Der Polizeistaat hat an diesem Tag deutlich gemacht, wie viel ihm daran liegt, mit martialischer Härte gegen Antifaschist:innen vorzugehen, selbst wenn ausschlaggebende Beweise kaum geprüft wurden und Ermittlungen – wie auch im Fall der Soko Linx -teilweise von Beamt:innen durchgeführt werden, die Kontakte in die rechte Szene haben.
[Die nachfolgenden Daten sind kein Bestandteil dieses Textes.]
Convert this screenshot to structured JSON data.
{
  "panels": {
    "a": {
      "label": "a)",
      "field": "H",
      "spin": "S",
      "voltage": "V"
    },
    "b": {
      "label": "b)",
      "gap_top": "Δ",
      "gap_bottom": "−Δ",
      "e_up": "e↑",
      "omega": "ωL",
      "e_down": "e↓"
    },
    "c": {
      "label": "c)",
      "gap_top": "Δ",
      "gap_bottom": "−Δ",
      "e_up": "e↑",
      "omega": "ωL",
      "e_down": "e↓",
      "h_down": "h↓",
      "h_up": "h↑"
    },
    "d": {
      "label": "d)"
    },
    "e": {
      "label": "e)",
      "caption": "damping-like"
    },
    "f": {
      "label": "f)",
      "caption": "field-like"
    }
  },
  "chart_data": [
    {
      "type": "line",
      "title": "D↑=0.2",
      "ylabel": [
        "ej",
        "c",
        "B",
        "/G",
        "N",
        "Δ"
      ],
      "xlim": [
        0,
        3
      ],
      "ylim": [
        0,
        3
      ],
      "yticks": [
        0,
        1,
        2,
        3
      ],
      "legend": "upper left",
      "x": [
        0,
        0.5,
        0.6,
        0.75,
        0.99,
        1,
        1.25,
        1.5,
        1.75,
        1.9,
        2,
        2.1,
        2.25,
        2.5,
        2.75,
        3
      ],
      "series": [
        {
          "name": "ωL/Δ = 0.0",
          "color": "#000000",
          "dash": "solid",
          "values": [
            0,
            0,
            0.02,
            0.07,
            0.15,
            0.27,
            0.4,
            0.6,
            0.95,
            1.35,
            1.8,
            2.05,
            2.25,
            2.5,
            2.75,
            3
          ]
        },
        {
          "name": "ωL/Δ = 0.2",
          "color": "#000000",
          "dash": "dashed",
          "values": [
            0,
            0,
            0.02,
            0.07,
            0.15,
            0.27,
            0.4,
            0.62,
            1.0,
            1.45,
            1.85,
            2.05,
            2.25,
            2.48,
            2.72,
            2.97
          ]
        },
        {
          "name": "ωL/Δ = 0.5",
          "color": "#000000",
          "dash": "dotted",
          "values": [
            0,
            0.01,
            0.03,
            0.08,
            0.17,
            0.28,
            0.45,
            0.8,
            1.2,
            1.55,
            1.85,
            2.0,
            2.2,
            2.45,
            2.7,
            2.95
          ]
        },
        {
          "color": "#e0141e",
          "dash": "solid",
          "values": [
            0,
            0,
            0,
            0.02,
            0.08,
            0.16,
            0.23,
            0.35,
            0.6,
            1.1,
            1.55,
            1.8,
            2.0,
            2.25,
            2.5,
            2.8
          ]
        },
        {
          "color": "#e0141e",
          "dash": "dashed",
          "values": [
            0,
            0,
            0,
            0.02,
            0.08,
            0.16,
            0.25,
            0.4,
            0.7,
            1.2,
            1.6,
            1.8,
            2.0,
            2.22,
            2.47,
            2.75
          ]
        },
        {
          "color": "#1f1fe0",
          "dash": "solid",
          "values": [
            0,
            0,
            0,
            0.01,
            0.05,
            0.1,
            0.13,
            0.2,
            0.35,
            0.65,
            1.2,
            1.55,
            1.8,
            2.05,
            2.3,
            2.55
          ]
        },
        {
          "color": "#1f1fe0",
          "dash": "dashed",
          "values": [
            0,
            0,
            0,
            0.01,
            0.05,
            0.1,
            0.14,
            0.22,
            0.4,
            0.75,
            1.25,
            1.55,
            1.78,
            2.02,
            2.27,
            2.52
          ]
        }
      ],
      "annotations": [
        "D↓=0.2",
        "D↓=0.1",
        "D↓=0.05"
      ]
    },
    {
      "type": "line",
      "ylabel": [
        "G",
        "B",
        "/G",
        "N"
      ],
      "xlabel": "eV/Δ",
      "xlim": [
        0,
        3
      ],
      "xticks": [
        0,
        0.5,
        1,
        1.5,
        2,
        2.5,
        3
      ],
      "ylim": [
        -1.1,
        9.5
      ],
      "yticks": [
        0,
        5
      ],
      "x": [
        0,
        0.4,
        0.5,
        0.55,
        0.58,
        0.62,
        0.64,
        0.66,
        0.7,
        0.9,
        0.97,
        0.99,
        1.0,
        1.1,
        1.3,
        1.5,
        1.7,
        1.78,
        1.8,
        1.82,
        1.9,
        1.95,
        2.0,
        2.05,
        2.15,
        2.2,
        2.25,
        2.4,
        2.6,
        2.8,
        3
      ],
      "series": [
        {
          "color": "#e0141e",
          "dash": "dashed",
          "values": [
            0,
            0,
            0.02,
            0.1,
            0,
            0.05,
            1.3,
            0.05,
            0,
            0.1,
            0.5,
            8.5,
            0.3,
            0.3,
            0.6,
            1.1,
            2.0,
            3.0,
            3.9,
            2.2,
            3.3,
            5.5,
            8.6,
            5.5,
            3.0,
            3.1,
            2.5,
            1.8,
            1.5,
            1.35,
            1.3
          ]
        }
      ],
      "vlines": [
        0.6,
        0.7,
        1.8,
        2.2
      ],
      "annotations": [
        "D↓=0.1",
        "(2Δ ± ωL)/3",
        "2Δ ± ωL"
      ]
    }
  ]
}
Eine öffentliche Stellungsnahme der Behörden zu den genannten Vorwürfen gab es an keiner Stelle. Zu groß schien die Angst, eigene Kamerad:innen zu verraten oder durch Disziplinarverfahren einmal mehr negativ in der Öffentlichkeit zu stehen. Gleichzeitig macht sich der vermeintlich so demokratische deutsche Staat hier erneut zum Handlanger eines von autoritären Rechten regierten Staats.

Repression gegen Antifaschist:innen und Einschränkung von demokratischen Freiheiten

Die Verfolgung von Antifaschist:innen, die an den Aktionen in Budapest teilgenommen haben sollen, ist nur eines von vielen ähnlichen Beispielen aus der letzten Zeit. Dabei hat sich nicht zuletzt am staatlichen Vorgehen gegen die antifaschistische „Tag X“-Demonstration in Leipzig gezeigt, dass der Staat im Kampf gegen fortschrittliche Bestrebungen sich auch nicht scheut, seine eigenen „demokratischen“ Spielregeln außer Kraft zu setzen.

Immer größere Polizeiaufgebote und Schikanen bei antifaschistischen Demonstrationen sind die logische Konsequenz einer Radikalisierung der Sicherheitspolitik, die sich nahtlos in das aktuelle Zeitgeschehen einfügt. Deutschlands Innenminister:innen fordern zunehmend eine Aufrüstung der deutschen Polizeibehörden, während in Sachsen das Demonstrationsrecht nochmals verschärft und damit auch eingeschränkt werden soll. So soll es unter anderem ein „Störungsverbot“ für Gegendemonstrationen geben, was besonders rechten Umtrieben entgegenkommen würde. Auch in Hessen gibt es ähnliche Bestrebungen.

All das zeigt, dass der Kampf gegen den Faschismus Hand in Hand gehen muss mit dem Kampf gegen einen immer stärker vorangetriebenen, autoritären Staatsumbau.